Sermão de Dom Lourenço Fleichman

Se nós compreendêssemos a beleza da criação

Caríssimos irmãos, assim foi no início do tempo, Deus plantou o seu trigo. Tudo que Ele criou, a maravilha da criação, todos os astros, a ordem que está nesses astros todos, desde o momento em que o mundo começou a se embelezar por obra da Providência Divina, preparando o lugar onde seria criado o homem para depois então nascer o Salvador, tudo isso é obra das mãos de Deus com uma beleza que poderia nos trazer uma certa contemplação suficiente pro resto das nossas vidas. Se nós compreendêssemos a beleza da criação, se nós pudéssemos vislumbrar um pouco aquilo que na sua pureza inicial estava presente na vida de Adão e Eva, aquele Paraíso era o menos de tudo. O Paraíso era para eles um lugar de delícias, mas era um lugarzinho no centro daquela terra maravilhosa que Deus criou para o homem. O centro daquelas estrelas, milhares e miríades de estrelas que Deus criou para o homem, todos os sóis e todos os sistemas planetários foram feitos para embelezar a noite do homem e iluminar o seu dia. E ali viviam Adão e Eva. Viviam em plena felicidade e não precisavam de mais nada. Toda essa criação posta para a admiração e a contemplação dos nossos primeiros pais. É o trigo, é trigo na nossa parábola. Está ali crescendo, amadurecendo, tornando-se aquela plantação dourada que sacode ao vento e que tanto fez escreverem os poetas sobre a beleza da plantação do trigo.

e vem, então, o pecado original

Muito mais variado do que o trigo. As florestas, os rios, as montanhas, tudo que acontece na natureza quando faz sol e as plantinhas crescem, quando chove e molha e rega as plantinhas, quando cai a neve para que no inverno aquelas plantinhas hibernem para poderem explodir de vida na primavera.
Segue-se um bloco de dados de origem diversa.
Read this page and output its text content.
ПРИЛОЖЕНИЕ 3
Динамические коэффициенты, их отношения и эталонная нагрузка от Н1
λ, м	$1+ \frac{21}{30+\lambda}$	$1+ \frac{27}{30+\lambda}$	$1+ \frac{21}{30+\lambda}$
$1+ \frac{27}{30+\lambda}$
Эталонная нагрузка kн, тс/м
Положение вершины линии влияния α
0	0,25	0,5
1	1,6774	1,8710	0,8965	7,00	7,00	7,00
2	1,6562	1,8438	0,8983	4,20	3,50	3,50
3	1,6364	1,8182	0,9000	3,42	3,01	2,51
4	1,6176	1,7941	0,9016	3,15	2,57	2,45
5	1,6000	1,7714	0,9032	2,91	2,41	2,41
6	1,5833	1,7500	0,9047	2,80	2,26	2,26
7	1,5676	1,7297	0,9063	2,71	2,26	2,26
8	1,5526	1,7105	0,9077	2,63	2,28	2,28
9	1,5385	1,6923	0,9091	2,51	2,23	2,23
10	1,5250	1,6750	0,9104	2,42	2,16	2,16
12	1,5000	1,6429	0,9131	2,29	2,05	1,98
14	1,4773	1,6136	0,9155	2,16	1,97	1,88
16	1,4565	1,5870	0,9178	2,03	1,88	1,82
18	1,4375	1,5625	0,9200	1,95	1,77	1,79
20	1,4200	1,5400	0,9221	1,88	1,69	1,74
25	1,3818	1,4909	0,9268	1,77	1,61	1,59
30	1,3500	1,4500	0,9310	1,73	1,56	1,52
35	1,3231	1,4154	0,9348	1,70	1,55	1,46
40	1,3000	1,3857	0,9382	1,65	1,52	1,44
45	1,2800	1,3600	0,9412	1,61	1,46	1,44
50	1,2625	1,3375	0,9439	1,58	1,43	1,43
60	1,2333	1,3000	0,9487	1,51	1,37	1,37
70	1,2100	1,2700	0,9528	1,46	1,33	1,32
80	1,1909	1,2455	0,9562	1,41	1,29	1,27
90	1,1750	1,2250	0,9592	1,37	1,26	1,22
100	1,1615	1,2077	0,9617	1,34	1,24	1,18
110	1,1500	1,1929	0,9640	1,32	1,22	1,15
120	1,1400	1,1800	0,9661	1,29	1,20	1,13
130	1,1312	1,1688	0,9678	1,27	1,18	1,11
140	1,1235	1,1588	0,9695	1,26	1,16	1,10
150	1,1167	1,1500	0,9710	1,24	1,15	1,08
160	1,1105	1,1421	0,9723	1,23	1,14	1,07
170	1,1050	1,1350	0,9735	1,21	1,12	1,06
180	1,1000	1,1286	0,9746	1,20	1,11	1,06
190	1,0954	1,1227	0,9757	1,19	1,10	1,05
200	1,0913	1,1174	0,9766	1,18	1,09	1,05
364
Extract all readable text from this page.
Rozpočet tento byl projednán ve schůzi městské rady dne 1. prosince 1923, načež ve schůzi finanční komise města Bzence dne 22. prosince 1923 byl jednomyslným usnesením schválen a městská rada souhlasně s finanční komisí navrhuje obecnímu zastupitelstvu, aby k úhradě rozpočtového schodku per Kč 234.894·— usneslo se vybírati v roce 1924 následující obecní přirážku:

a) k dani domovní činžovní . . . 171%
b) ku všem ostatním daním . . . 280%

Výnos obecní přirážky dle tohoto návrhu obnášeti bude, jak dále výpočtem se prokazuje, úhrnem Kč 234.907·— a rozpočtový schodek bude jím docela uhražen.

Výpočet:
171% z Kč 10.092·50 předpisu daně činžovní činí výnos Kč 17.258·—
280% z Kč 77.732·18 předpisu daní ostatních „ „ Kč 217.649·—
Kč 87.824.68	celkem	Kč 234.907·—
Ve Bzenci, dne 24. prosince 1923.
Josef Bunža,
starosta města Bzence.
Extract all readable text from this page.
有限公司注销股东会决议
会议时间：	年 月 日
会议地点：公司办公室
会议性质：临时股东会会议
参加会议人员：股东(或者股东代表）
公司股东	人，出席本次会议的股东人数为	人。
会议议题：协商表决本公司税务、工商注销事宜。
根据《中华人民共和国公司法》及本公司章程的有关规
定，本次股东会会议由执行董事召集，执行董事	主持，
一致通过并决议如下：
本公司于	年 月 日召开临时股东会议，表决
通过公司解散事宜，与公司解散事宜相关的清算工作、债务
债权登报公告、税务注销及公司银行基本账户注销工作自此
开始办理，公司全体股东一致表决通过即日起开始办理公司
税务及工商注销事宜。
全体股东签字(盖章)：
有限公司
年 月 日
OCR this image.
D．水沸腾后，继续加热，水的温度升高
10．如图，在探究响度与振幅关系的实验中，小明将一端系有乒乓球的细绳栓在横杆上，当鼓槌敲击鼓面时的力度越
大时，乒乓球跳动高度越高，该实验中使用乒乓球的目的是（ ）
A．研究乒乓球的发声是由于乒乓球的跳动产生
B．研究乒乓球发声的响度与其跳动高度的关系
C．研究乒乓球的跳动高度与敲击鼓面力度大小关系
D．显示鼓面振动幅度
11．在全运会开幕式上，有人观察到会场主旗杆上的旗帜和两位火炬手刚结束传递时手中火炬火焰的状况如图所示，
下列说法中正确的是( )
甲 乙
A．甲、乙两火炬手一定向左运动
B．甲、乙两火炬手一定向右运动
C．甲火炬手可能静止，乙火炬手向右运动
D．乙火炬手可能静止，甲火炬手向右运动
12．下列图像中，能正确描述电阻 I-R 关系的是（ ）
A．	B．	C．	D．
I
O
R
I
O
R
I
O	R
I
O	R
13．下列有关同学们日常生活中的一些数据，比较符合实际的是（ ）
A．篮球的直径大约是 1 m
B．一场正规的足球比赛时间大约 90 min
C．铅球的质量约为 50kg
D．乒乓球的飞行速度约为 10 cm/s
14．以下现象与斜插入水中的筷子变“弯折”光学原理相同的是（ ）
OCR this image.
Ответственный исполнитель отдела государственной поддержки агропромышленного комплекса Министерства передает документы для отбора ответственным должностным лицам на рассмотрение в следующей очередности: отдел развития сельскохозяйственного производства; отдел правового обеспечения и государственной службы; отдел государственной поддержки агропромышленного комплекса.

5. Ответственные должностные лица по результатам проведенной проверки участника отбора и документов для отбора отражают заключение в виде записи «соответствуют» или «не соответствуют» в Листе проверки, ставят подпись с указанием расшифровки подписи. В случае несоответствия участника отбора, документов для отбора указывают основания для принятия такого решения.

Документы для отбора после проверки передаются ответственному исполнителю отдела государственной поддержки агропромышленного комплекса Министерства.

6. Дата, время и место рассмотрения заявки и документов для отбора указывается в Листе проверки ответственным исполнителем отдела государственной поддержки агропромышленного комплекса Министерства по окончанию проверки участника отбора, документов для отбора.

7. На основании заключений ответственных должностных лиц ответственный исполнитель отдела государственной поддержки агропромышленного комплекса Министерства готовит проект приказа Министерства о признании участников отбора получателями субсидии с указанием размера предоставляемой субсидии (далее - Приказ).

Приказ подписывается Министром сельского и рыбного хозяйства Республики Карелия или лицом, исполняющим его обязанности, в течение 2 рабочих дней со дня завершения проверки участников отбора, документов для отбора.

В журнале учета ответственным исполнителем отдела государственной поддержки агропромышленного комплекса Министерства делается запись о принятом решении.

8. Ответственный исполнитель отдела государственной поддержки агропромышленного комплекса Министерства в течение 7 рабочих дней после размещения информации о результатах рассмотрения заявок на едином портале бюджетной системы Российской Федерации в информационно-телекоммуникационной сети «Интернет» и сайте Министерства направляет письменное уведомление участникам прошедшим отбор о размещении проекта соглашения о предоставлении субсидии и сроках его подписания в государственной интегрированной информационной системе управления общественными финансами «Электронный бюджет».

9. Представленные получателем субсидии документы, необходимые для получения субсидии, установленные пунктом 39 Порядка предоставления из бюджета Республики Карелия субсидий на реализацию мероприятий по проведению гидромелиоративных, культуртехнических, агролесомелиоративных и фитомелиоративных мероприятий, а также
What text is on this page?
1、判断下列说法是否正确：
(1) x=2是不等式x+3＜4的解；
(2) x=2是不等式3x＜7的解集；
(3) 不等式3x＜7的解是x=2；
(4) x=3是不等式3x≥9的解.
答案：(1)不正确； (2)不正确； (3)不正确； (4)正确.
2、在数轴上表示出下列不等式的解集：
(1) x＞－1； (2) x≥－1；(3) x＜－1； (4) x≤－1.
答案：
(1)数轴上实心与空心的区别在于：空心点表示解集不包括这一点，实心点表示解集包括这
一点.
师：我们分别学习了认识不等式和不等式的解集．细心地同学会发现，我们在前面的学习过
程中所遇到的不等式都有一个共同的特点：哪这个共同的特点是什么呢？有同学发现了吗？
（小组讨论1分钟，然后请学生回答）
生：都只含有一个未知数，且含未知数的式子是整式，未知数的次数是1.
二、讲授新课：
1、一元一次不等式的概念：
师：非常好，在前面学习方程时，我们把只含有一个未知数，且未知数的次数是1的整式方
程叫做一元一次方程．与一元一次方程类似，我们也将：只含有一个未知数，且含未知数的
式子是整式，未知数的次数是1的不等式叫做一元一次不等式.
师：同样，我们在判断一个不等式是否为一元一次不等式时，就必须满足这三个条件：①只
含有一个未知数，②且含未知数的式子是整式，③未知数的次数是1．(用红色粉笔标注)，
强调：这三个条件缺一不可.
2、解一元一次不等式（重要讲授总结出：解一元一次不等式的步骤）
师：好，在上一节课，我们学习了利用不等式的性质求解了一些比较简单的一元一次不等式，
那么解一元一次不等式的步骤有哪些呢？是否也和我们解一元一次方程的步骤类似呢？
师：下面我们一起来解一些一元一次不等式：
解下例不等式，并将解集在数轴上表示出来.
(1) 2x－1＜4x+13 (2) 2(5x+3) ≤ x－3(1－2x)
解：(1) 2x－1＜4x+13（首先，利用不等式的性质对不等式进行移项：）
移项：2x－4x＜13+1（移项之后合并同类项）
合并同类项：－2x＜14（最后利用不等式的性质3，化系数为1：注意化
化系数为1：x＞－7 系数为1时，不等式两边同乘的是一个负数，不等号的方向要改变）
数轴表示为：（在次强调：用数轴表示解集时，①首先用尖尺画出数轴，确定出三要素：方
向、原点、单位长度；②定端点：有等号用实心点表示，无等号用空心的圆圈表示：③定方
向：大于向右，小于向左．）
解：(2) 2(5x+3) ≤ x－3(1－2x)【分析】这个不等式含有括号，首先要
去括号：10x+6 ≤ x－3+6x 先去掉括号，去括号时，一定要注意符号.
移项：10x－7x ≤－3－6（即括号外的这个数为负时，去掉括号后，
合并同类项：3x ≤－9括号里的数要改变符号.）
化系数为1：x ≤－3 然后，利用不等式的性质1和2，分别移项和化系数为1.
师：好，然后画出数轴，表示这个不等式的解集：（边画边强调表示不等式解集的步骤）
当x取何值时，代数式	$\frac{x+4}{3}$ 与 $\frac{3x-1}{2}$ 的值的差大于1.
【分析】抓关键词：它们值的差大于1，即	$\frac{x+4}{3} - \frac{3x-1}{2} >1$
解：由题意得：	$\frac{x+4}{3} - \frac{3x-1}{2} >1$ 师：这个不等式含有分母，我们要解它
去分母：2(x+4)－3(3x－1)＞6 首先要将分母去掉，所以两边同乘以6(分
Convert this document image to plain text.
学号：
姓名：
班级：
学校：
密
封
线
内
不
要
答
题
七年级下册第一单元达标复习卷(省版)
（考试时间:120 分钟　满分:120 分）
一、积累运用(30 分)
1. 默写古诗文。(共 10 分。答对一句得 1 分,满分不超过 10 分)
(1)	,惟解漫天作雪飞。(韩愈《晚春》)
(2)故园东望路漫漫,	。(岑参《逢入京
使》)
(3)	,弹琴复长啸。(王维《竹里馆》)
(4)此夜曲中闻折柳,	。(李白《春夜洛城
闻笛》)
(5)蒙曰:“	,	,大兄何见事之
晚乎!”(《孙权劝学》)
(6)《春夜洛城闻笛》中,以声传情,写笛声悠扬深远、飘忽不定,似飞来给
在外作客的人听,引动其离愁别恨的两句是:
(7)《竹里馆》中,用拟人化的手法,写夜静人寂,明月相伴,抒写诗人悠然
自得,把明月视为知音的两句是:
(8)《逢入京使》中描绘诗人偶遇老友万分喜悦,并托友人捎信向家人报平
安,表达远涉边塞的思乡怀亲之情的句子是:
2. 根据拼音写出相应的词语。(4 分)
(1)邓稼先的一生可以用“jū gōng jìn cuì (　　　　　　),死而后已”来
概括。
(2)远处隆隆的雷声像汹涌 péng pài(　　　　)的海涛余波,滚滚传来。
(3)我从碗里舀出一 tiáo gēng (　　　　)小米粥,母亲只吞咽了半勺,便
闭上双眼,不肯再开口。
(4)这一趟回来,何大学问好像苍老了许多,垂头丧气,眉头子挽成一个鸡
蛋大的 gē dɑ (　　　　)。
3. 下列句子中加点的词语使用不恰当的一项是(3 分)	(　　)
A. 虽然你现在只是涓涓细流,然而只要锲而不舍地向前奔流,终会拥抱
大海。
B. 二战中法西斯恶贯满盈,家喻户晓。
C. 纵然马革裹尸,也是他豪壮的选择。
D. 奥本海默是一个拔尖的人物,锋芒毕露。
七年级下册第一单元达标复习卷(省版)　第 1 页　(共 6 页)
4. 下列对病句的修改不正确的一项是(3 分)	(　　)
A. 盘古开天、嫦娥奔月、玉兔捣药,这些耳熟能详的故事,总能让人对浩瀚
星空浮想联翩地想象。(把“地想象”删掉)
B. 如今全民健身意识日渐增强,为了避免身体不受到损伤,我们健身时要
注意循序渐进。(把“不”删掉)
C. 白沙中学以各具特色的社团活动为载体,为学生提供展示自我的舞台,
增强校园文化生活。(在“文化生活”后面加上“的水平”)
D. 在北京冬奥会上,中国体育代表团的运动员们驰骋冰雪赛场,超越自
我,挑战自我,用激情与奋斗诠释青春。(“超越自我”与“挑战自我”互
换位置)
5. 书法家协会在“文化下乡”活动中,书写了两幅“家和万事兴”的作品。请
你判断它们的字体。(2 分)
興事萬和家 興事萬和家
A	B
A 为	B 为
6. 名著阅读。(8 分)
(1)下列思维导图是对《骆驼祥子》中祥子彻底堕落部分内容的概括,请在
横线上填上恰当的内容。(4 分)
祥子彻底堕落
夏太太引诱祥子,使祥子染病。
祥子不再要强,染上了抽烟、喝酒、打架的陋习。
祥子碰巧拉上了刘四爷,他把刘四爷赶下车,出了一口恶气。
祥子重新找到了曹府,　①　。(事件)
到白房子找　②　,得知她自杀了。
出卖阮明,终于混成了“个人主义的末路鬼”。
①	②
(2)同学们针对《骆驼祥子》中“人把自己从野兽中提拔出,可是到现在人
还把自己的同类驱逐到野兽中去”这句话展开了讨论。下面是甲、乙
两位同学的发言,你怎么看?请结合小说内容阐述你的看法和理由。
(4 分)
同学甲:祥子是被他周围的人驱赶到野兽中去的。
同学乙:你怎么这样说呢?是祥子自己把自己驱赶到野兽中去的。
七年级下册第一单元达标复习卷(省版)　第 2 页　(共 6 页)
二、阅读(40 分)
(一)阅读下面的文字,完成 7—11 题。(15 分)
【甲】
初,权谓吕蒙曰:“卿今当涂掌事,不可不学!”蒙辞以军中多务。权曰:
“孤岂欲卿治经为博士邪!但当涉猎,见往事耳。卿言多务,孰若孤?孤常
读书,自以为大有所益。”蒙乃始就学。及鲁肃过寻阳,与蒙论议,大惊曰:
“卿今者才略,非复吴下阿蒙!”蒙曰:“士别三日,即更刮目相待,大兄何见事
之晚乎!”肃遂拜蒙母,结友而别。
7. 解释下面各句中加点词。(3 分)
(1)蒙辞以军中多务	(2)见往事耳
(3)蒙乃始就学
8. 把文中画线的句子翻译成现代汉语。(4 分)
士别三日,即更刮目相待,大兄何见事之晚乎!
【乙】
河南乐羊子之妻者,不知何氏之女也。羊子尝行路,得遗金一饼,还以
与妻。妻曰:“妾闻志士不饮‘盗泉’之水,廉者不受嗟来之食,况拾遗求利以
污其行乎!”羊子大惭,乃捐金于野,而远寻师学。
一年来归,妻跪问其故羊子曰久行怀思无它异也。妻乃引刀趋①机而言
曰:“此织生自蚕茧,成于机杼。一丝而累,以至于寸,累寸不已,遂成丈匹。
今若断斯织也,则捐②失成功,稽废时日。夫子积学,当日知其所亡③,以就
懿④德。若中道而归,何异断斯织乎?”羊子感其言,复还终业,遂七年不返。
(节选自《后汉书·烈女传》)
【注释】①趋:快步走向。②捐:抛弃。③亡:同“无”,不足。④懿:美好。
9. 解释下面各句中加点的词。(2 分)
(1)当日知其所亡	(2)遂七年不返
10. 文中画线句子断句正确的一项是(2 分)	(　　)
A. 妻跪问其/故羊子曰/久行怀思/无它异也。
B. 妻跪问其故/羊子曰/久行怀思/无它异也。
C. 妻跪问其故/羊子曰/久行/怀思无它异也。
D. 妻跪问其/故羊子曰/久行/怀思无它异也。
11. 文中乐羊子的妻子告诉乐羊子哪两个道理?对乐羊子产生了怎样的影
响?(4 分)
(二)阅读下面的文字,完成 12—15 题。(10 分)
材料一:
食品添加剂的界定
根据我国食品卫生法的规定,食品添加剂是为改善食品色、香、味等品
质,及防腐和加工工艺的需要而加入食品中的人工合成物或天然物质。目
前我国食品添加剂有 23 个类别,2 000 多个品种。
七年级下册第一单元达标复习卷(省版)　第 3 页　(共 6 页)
Tudo foi feito nessa beleza inicial e estava assim no paraíso de Adão e Eva. Veio o inimigo do homem, diz o texto do evangelho, e semeou a cizânia, semeou a feiura, semeou o pecado. Começa com a serpente aparecendo para Eva, tentando a mulher naquela fraqueza do seu espírito: “Sereis como deuses” e vem, então, o pecado original. A mulher cai, desgraçadamente cai naquela conversa fiada do demônio e aceita, no seu orgulho profundo, ser mais do que era – que já não era tudo o que podia ser porque era dependente da costela de Adão, foi criada com aquela referência do homem. Ele, o chefe da família e, ela, a companheira. Ela, aquela que vinha para dar a ele os filhos e juntos formarem aquela primeira sociedade na família, que hoje está sendo destruída pelo mundo.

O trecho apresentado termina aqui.